How to Prepare for Retirement

What’s the best way to motivate Americans to save, invest and prepare for retirement? Some behavioral-finance experts suggest using a carrot. Others suggest using a stick. And still others suggest using a combination of carrot and stick.

As for me, I suggest the use of statistics. Consider just a sampling of the numbers that were released last year:

IRAs and 401(k)s
There is $4.23 trillion in individual retirement accounts, but that figure hides the fact that relatively few Americans contribute to IRAs and that even when they do, the amounts are small.

Only 14% of U.S. households contributed to IRAs in 2006, according to the Investment Company Institute. You might think that’s not so bleak given that working Americans are presumably saving for retirement using employer-sponsored plans, such as a 401(k), a 403(b) or the federal Thrift Savings Plan. But again, the numbers are somewhat depressing.

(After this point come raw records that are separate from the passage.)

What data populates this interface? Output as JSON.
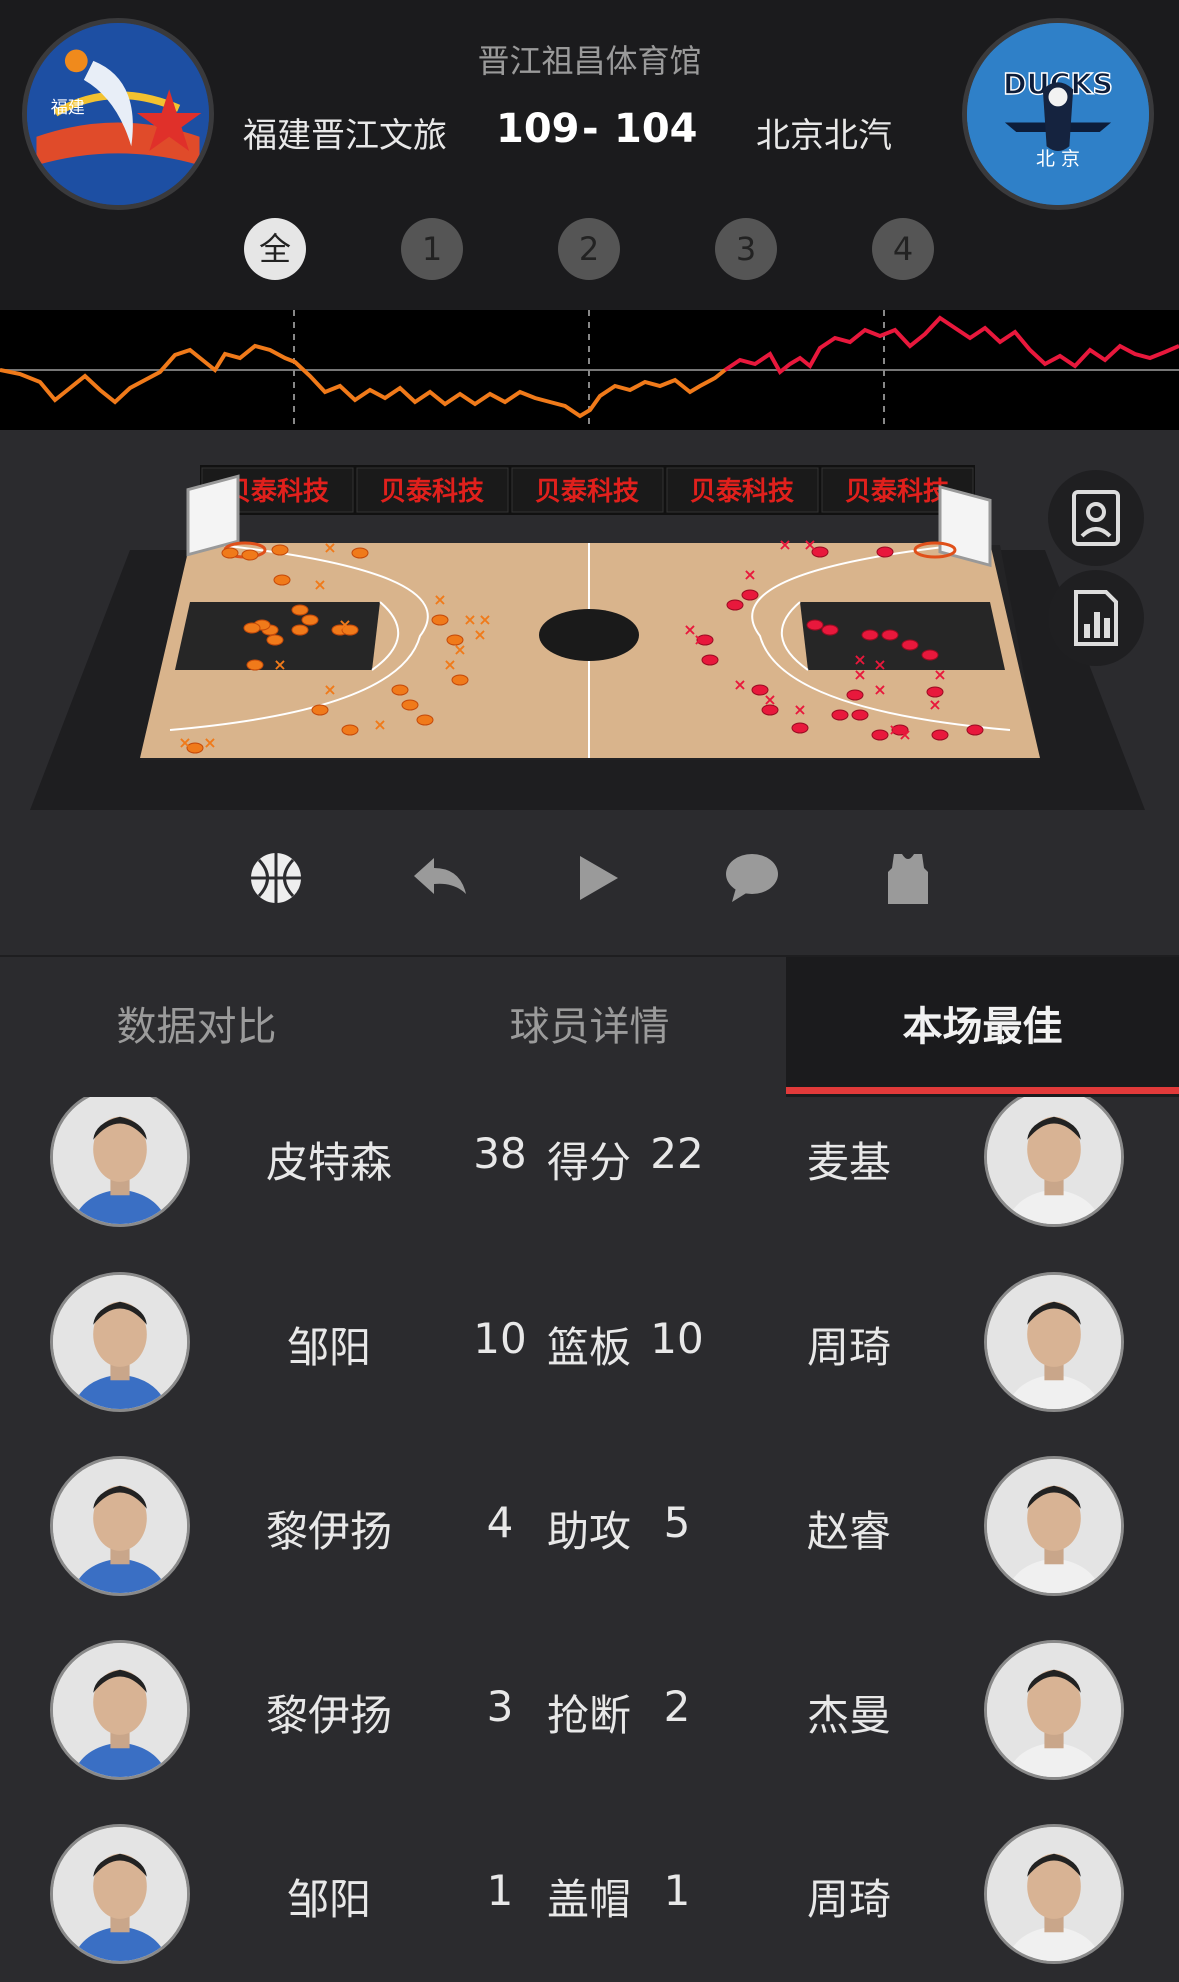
{
  "game": {
    "venue": "晋江祖昌体育馆",
    "home_team": "福建晋江文旅",
    "away_team": "北京北汽",
    "home_score": "109",
    "score_sep": "-",
    "away_score": "104",
    "home_logo_text": "福建",
    "away_logo_text": "DUCKS",
    "away_logo_sub": "北 京"
  },
  "periods": [
    {
      "label": "全",
      "active": true
    },
    {
      "label": "1",
      "active": false
    },
    {
      "label": "2",
      "active": false
    },
    {
      "label": "3",
      "active": false
    },
    {
      "label": "4",
      "active": false
    }
  ],
  "sponsor": {
    "text": "贝泰科技",
    "count": 5
  },
  "colors": {
    "accent": "#e23a3a",
    "home_trend": "#f07a1a",
    "away_trend": "#e8183c",
    "court_wood": "#d9b48c"
  },
  "side_buttons": [
    {
      "icon": "player-card-icon"
    },
    {
      "icon": "stats-chart-icon"
    }
  ],
  "toolbar": [
    {
      "icon": "basketball-icon"
    },
    {
      "icon": "undo-icon"
    },
    {
      "icon": "play-icon"
    },
    {
      "icon": "chat-icon"
    },
    {
      "icon": "jersey-icon"
    }
  ],
  "tabs": [
    {
      "label": "数据对比",
      "active": false
    },
    {
      "label": "球员详情",
      "active": false
    },
    {
      "label": "本场最佳",
      "active": true
    }
  ],
  "best_players": [
    {
      "home_name": "皮特森",
      "home_value": "38",
      "stat": "得分",
      "away_value": "22",
      "away_name": "麦基"
    },
    {
      "home_name": "邹阳",
      "home_value": "10",
      "stat": "篮板",
      "away_value": "10",
      "away_name": "周琦"
    },
    {
      "home_name": "黎伊扬",
      "home_value": "4",
      "stat": "助攻",
      "away_value": "5",
      "away_name": "赵睿"
    },
    {
      "home_name": "黎伊扬",
      "home_value": "3",
      "stat": "抢断",
      "away_value": "2",
      "away_name": "杰曼"
    },
    {
      "home_name": "邹阳",
      "home_value": "1",
      "stat": "盖帽",
      "away_value": "1",
      "away_name": "周琦"
    }
  ]
}
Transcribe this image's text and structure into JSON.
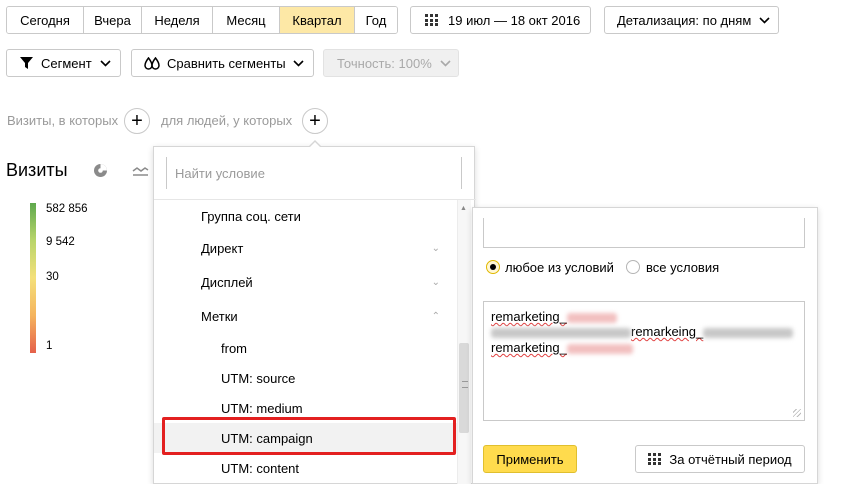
{
  "period": {
    "buttons": [
      {
        "label": "Сегодня"
      },
      {
        "label": "Вчера"
      },
      {
        "label": "Неделя"
      },
      {
        "label": "Месяц"
      },
      {
        "label": "Квартал",
        "active": true
      },
      {
        "label": "Год"
      }
    ],
    "date_range": "19 июл — 18 окт 2016",
    "detail_label": "Детализация: по дням"
  },
  "toolbar": {
    "segment_label": "Сегмент",
    "compare_label": "Сравнить сегменты",
    "accuracy_label": "Точность: 100%"
  },
  "segment_builder": {
    "visits_label": "Визиты, в которых",
    "people_label": "для людей, у которых"
  },
  "report": {
    "title": "Визиты",
    "legend": [
      "582 856",
      "9 542",
      "30",
      "1"
    ]
  },
  "dropdown": {
    "search_placeholder": "Найти условие",
    "items": [
      {
        "label": "Группа соц. сети"
      },
      {
        "label": "Директ"
      },
      {
        "label": "Дисплей"
      },
      {
        "label": "Метки"
      },
      {
        "label": "from"
      },
      {
        "label": "UTM: source"
      },
      {
        "label": "UTM: medium"
      },
      {
        "label": "UTM: campaign"
      },
      {
        "label": "UTM: content"
      }
    ]
  },
  "condition_panel": {
    "radio_any": "любое из условий",
    "radio_all": "все условия",
    "lines": [
      "remarketing_",
      "remarkeing_",
      "remarketing_"
    ],
    "apply_label": "Применить",
    "period_label": "За отчётный период"
  },
  "colors": {
    "active_segment": "#fde8a6",
    "apply_button": "#ffdb4d",
    "highlight_border": "#e32020"
  }
}
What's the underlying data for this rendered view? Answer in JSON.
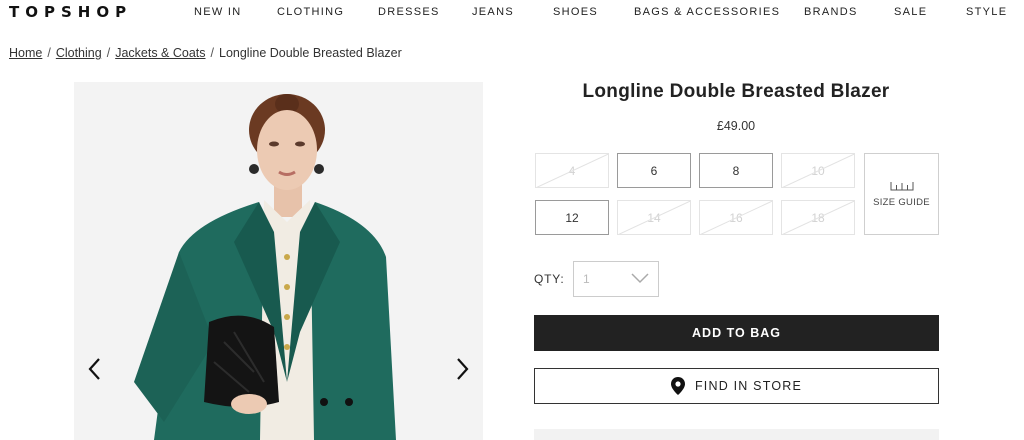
{
  "header": {
    "logo": "TOPSHOP",
    "nav": [
      "NEW IN",
      "CLOTHING",
      "DRESSES",
      "JEANS",
      "SHOES",
      "BAGS & ACCESSORIES",
      "BRANDS",
      "SALE",
      "STYLE"
    ]
  },
  "breadcrumb": {
    "home": "Home",
    "clothing": "Clothing",
    "category": "Jackets & Coats",
    "current": "Longline Double Breasted Blazer",
    "separator": "/"
  },
  "gallery": {
    "prev_icon": "chevron-left-icon",
    "next_icon": "chevron-right-icon",
    "image_subject": "model-in-green-blazer"
  },
  "product": {
    "title": "Longline Double Breasted Blazer",
    "price": "£49.00",
    "sizes": [
      {
        "label": "4",
        "available": false
      },
      {
        "label": "6",
        "available": true
      },
      {
        "label": "8",
        "available": true
      },
      {
        "label": "10",
        "available": false
      },
      {
        "label": "12",
        "available": true
      },
      {
        "label": "14",
        "available": false
      },
      {
        "label": "16",
        "available": false
      },
      {
        "label": "18",
        "available": false
      }
    ],
    "size_guide_label": "SIZE GUIDE",
    "size_guide_icon": "ruler-icon",
    "qty_label": "QTY:",
    "qty_value": "1",
    "add_to_bag_label": "ADD TO BAG",
    "find_in_store_label": "FIND IN STORE",
    "find_in_store_icon": "map-pin-icon"
  },
  "colors": {
    "primary_button": "#222222",
    "blazer_green": "#1f6b5e",
    "border": "#cccccc"
  }
}
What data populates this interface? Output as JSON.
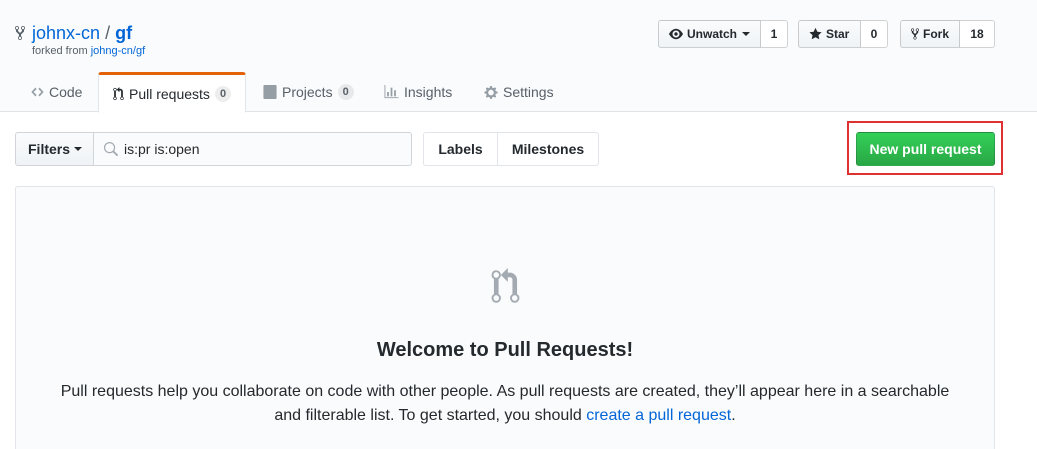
{
  "repo": {
    "owner": "johnx-cn",
    "separator": "/",
    "name": "gf",
    "forked_from_label": "forked from",
    "forked_from_link": "johng-cn/gf"
  },
  "actions": {
    "watch_label": "Unwatch",
    "watch_count": "1",
    "star_label": "Star",
    "star_count": "0",
    "fork_label": "Fork",
    "fork_count": "18"
  },
  "tabs": [
    {
      "label": "Code",
      "icon": "code-icon"
    },
    {
      "label": "Pull requests",
      "icon": "pull-request-icon",
      "counter": "0",
      "selected": true
    },
    {
      "label": "Projects",
      "icon": "project-icon",
      "counter": "0"
    },
    {
      "label": "Insights",
      "icon": "graph-icon"
    },
    {
      "label": "Settings",
      "icon": "gear-icon"
    }
  ],
  "subnav": {
    "filters_label": "Filters",
    "search_value": "is:pr is:open",
    "labels_label": "Labels",
    "milestones_label": "Milestones",
    "new_pr_label": "New pull request"
  },
  "blankslate": {
    "title": "Welcome to Pull Requests!",
    "text_before": "Pull requests help you collaborate on code with other people. As pull requests are created, they’ll appear here in a searchable and filterable list. To get started, you should ",
    "link": "create a pull request",
    "text_after": "."
  },
  "colors": {
    "link": "#0366d6",
    "accent_tab": "#e36209",
    "primary_button": "#28a745",
    "highlight": "#e03131"
  }
}
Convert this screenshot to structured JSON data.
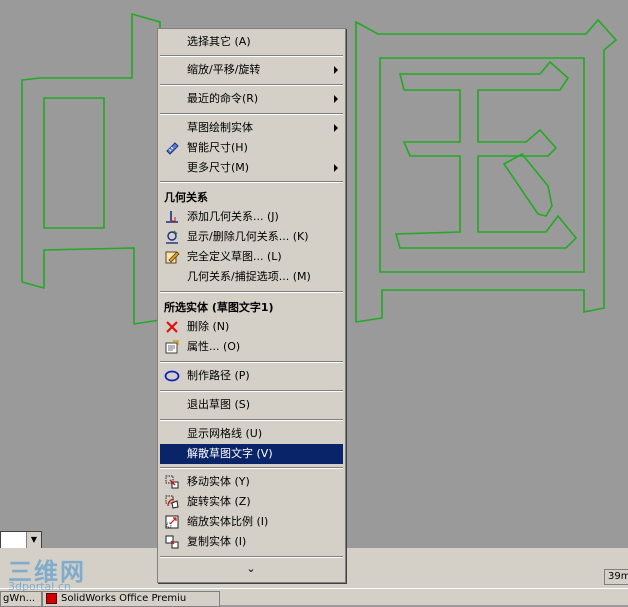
{
  "context_menu": {
    "items": [
      {
        "label": "选择其它 (A)",
        "icon": "",
        "submenu": false
      },
      {
        "label": "缩放/平移/旋转",
        "icon": "",
        "submenu": true
      },
      {
        "label": "最近的命令(R)",
        "icon": "",
        "submenu": true
      },
      {
        "label": "草图绘制实体",
        "icon": "",
        "submenu": true
      },
      {
        "label": "智能尺寸(H)",
        "icon": "smart-dimension-icon",
        "submenu": false
      },
      {
        "label": "更多尺寸(M)",
        "icon": "",
        "submenu": true
      },
      {
        "label": "添加几何关系... (J)",
        "icon": "add-relation-icon",
        "submenu": false
      },
      {
        "label": "显示/删除几何关系... (K)",
        "icon": "display-delete-relations-icon",
        "submenu": false
      },
      {
        "label": "完全定义草图... (L)",
        "icon": "fully-define-sketch-icon",
        "submenu": false
      },
      {
        "label": "几何关系/捕捉选项... (M)",
        "icon": "",
        "submenu": false
      },
      {
        "label": "删除 (N)",
        "icon": "delete-icon",
        "submenu": false
      },
      {
        "label": "属性... (O)",
        "icon": "properties-icon",
        "submenu": false
      },
      {
        "label": "制作路径 (P)",
        "icon": "make-path-icon",
        "submenu": false
      },
      {
        "label": "退出草图 (S)",
        "icon": "",
        "submenu": false
      },
      {
        "label": "显示网格线 (U)",
        "icon": "",
        "submenu": false
      },
      {
        "label": "解散草图文字 (V)",
        "icon": "",
        "submenu": false,
        "selected": true
      },
      {
        "label": "移动实体 (Y)",
        "icon": "move-entities-icon",
        "submenu": false
      },
      {
        "label": "旋转实体 (Z)",
        "icon": "rotate-entities-icon",
        "submenu": false
      },
      {
        "label": "缩放实体比例 (I)",
        "icon": "scale-entities-icon",
        "submenu": false
      },
      {
        "label": "复制实体 (I)",
        "icon": "copy-entities-icon",
        "submenu": false
      }
    ],
    "section_headers": {
      "relations": "几何关系",
      "selected_entity": "所选实体 (草图文字1)"
    },
    "more_glyph": "⌄"
  },
  "status": {
    "right_text": "39m"
  },
  "taskbar": {
    "task1": "gWn...",
    "task2": "SolidWorks Office Premiu"
  },
  "watermark": {
    "title": "三维网",
    "sub": "3dportal.cn"
  },
  "colors": {
    "background": "#9a9a9a",
    "sketch": "#22aa22",
    "menu": "#d4d0c8",
    "highlight": "#0a246a"
  }
}
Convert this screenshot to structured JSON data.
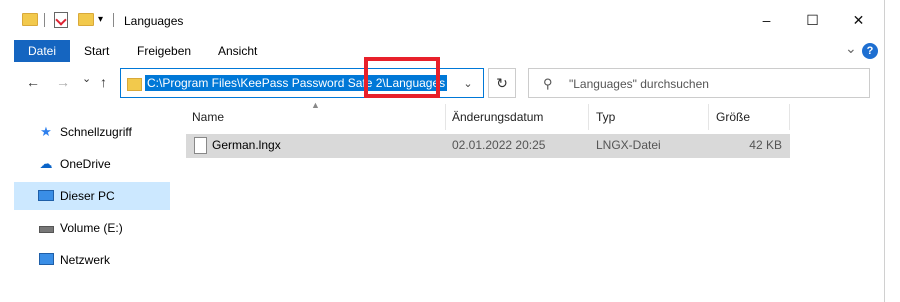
{
  "window": {
    "title": "Languages",
    "controls": {
      "minimize": "–",
      "maximize": "☐",
      "close": "✕"
    }
  },
  "ribbon": {
    "tabs": [
      "Datei",
      "Start",
      "Freigeben",
      "Ansicht"
    ],
    "expand": "⌄",
    "help": "?"
  },
  "nav": {
    "back": "←",
    "forward": "→",
    "recent": "⌄",
    "up": "↑",
    "address_value": "C:\\Program Files\\KeePass Password Safe 2\\Languages",
    "address_dropdown": "⌄",
    "refresh": "↻",
    "search_placeholder": "\"Languages\" durchsuchen"
  },
  "sidebar": {
    "items": [
      {
        "label": "Schnellzugriff",
        "icon": "star-icon"
      },
      {
        "label": "OneDrive",
        "icon": "cloud-icon"
      },
      {
        "label": "Dieser PC",
        "icon": "computer-icon",
        "selected": true
      },
      {
        "label": "Volume (E:)",
        "icon": "drive-icon"
      },
      {
        "label": "Netzwerk",
        "icon": "network-icon"
      }
    ]
  },
  "table": {
    "columns": [
      "Name",
      "Änderungsdatum",
      "Typ",
      "Größe"
    ],
    "rows": [
      {
        "name": "German.lngx",
        "date": "02.01.2022 20:25",
        "type": "LNGX-Datei",
        "size": "42 KB"
      }
    ]
  },
  "colors": {
    "accent": "#0078d7",
    "file_tab": "#1565c0",
    "selection": "#cce8ff",
    "annotation": "#e8202a"
  }
}
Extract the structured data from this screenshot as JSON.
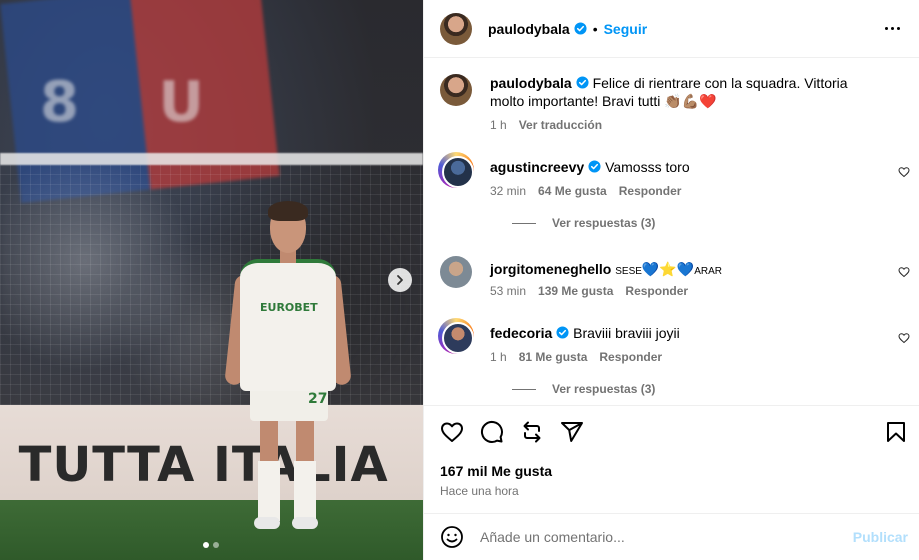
{
  "post": {
    "author": "paulodybala",
    "separator": "•",
    "follow_label": "Seguir",
    "caption_text": "Felice di rientrare con la squadra. Vittoria molto importante! Bravi tutti",
    "caption_emojis": "👏🏽💪🏽❤️",
    "caption_time": "1 h",
    "translate_label": "Ver traducción"
  },
  "media": {
    "banner_text": "I TUTTA ITALIA",
    "sponsor_text": "EUROBET",
    "shirt_number": "27",
    "next_icon": "chevron-right-icon",
    "slide_count": 2,
    "active_slide": 0
  },
  "comments": [
    {
      "user": "agustincreevy",
      "verified": true,
      "text": "Vamosss toro",
      "time": "32 min",
      "likes": "64 Me gusta",
      "reply_label": "Responder",
      "view_replies": "Ver respuestas (3)"
    },
    {
      "user": "jorgitomeneghello",
      "verified": false,
      "text_prefix": "SESE",
      "text_emojis": "💙⭐💙",
      "text_suffix": "ARAR",
      "time": "53 min",
      "likes": "139 Me gusta",
      "reply_label": "Responder"
    },
    {
      "user": "fedecoria",
      "verified": true,
      "text": "Braviii braviii joyii",
      "time": "1 h",
      "likes": "81 Me gusta",
      "reply_label": "Responder",
      "view_replies": "Ver respuestas (3)"
    }
  ],
  "footer": {
    "likes_label": "167 mil Me gusta",
    "time_label": "Hace una hora",
    "comment_placeholder": "Añade un comentario...",
    "publish_label": "Publicar"
  },
  "colors": {
    "accent": "#0095f6",
    "publish_disabled": "#b2dffc",
    "secondary_text": "#737373",
    "divider": "#efefef"
  }
}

Run the numbers on your retirement. There are nearly 100 million Americans age 21 to 64 with full-time, year-round jobs. But of that number, just 60%, or 58.4 million, work for an employer that sponsors a retirement plan, and only 52.7%, or 50.8 million, participate in a retirement plan.

That means roughly half of all working Americans don’t participate in a retirement plan or don’t have an employer-sponsored plan in which to participate. It also means that a huge number of adult Americans – by my estimate, 150 million of a potential 200 million – aren’t saving for retirement in any meaningful way, if at all.

If you are among the 150 million who are saving little or nothing for retirement, now would be a good time to do so.

If you are among those who aren’t worried about health-care costs, inflation or maintaining a standard of living in retirement, now would be a good time to start worrying.

If you are among those who worry about retirement risks, now would be a good time to do something about it. Set aside money for health care, for instance.

And if you are among those who don’t know what your sources and composition of retirement income will be, now would be a good time to figure that out. After all, waiting to see how things might work out isn’t the world’s best plan.